Servings: 6 (makes 6 burgers) Prep Time: 5 minutes Cook Time: 10 minutes
tofu blackbean sliders featured-0052

This recipe is also great for using leftover rice, brown rice wild rice, couscous, farro or quinoa. You can substitute up to 1/2 cup of bread crumbs with any of these items. So, if you have 1/2 cup leftover rice, you can use that + 1/2 cup panko bread crumbs. In the video and photos, I used 1/2 cup quinoa + 1/2 cup panko bread crumbs. You can make Black Bean and Tofu Sliders instead - just make 12 small patties and use slider buns.

Ingredients:

1/4 red onion
1 bell pepper, cored
6 ounces fresh mushroom of your choice
One 16-ounce can black beans, rinsed and drained
2 teaspoons garam masala seasoning
1/2 teaspoon kosher or sea salt
6 ounces soft silken tofu (I prefer Mori-nu brand)
1 cup panko bread crumbs
2 teaspoons cooking oil
12 burger buns
mayonnaise (or soy mayonnaise)
2 cups fresh arugula
6 ounces goat cheese (or soy cheese)

Directions:

Roughly chop the onion and bell pepper (it makes it easier for the food processor). In a food processor, add the first 6 ingredients. Pulse until the mixture becomes finely minced.

Drain the tofu and pat dry. With a large spoon, mix the tofu and the panko bread crumbs into the patty mixture.

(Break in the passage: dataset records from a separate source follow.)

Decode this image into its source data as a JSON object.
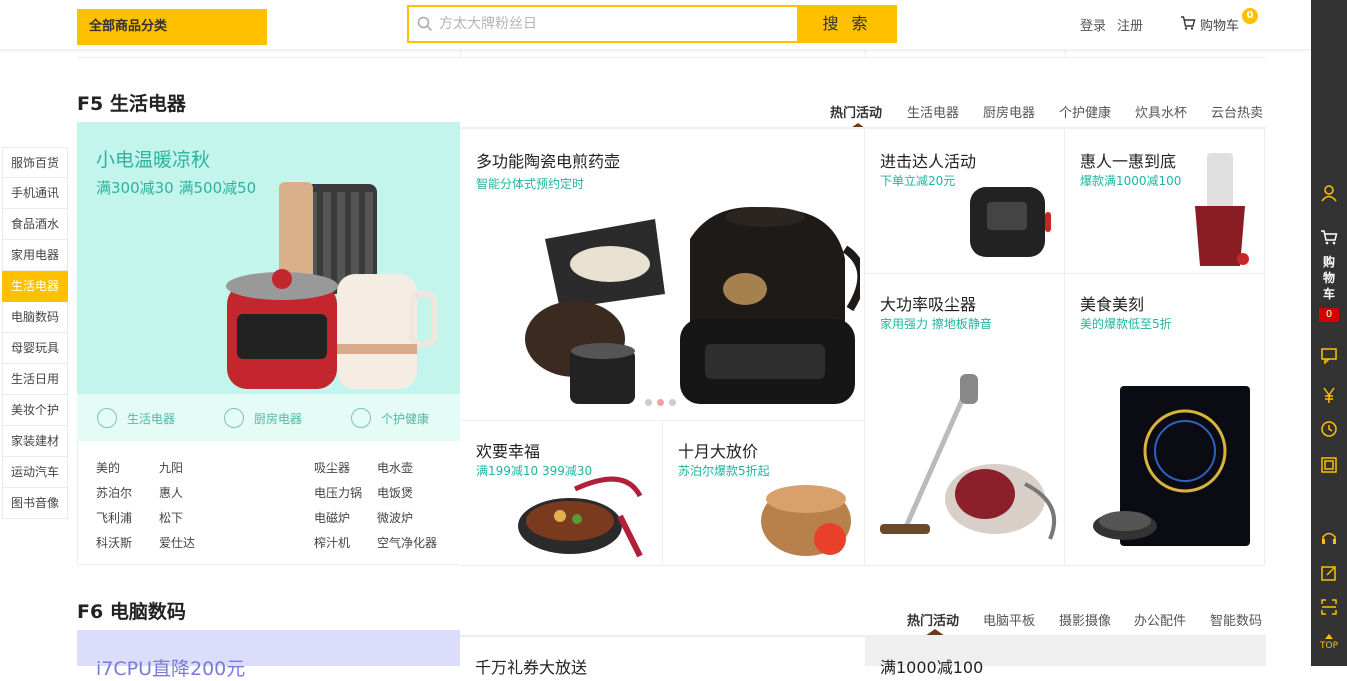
{
  "header": {
    "category_button": "全部商品分类",
    "search_placeholder": "方太大牌粉丝日",
    "search_button": "搜 索",
    "login": "登录",
    "register": "注册",
    "cart_label": "购物车",
    "cart_count": "0"
  },
  "floor_nav": [
    "服饰百货",
    "手机通讯",
    "食品酒水",
    "家用电器",
    "生活电器",
    "电脑数码",
    "母婴玩具",
    "生活日用",
    "美妆个护",
    "家装建材",
    "运动汽车",
    "图书音像"
  ],
  "f5": {
    "title": "F5 生活电器",
    "tabs": [
      "热门活动",
      "生活电器",
      "厨房电器",
      "个护健康",
      "炊具水杯",
      "云台热卖"
    ],
    "promo": {
      "title": "小电温暖凉秋",
      "subtitle": "满300减30 满500减50",
      "bar": [
        "生活电器",
        "厨房电器",
        "个护健康"
      ]
    },
    "brands_left": [
      "美的",
      "九阳",
      "苏泊尔",
      "惠人",
      "飞利浦",
      "松下",
      "科沃斯",
      "爱仕达"
    ],
    "categories_right": [
      "吸尘器",
      "电水壶",
      "电压力锅",
      "电饭煲",
      "电磁炉",
      "微波炉",
      "榨汁机",
      "空气净化器"
    ],
    "cells": {
      "center": {
        "title": "多功能陶瓷电煎药壶",
        "sub": "智能分体式预约定时"
      },
      "c1": {
        "title": "进击达人活动",
        "sub": "下单立减20元"
      },
      "c2": {
        "title": "惠人一惠到底",
        "sub": "爆款满1000减100"
      },
      "c3": {
        "title": "大功率吸尘器",
        "sub": "家用强力 擦地板静音"
      },
      "c4": {
        "title": "美食美刻",
        "sub": "美的爆款低至5折"
      },
      "c5": {
        "title": "欢要幸福",
        "sub": "满199减10 399减30"
      },
      "c6": {
        "title": "十月大放价",
        "sub": "苏泊尔爆款5折起"
      }
    }
  },
  "f6": {
    "title": "F6 电脑数码",
    "tabs": [
      "热门活动",
      "电脑平板",
      "摄影摄像",
      "办公配件",
      "智能数码"
    ],
    "promo_title": "i7CPU直降200元",
    "cell1_title": "千万礼券大放送",
    "cell2_title": "满1000减100"
  },
  "sidebar": {
    "cart_text": "购物车",
    "cart_badge": "0",
    "top_label": "TOP"
  },
  "colors": {
    "accent": "#ffc000",
    "teal": "#21b4a0",
    "sidebar": "#333333"
  }
}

You can taste the mixture and add additional garam masala seasoning or salt, if needed. Refrigerate the patty mixture for at least 20 minutes (or up to overnight). The mixture should be moist, but just firm enough to hold a patty shape - if it is too wet, mix in 1/4 additional bread crumbs. Shape the mixture into 6-8 patties.

When ready to cook, heat a frying pan over medium heat and swirl in the cooking oil. When hot, carefully add as many patties that can fit without touching. Fry each side until it is golden brown, about 2-3 minutes per side. Assemble the patties onto each bun with mayonnaise, arugula and cheese.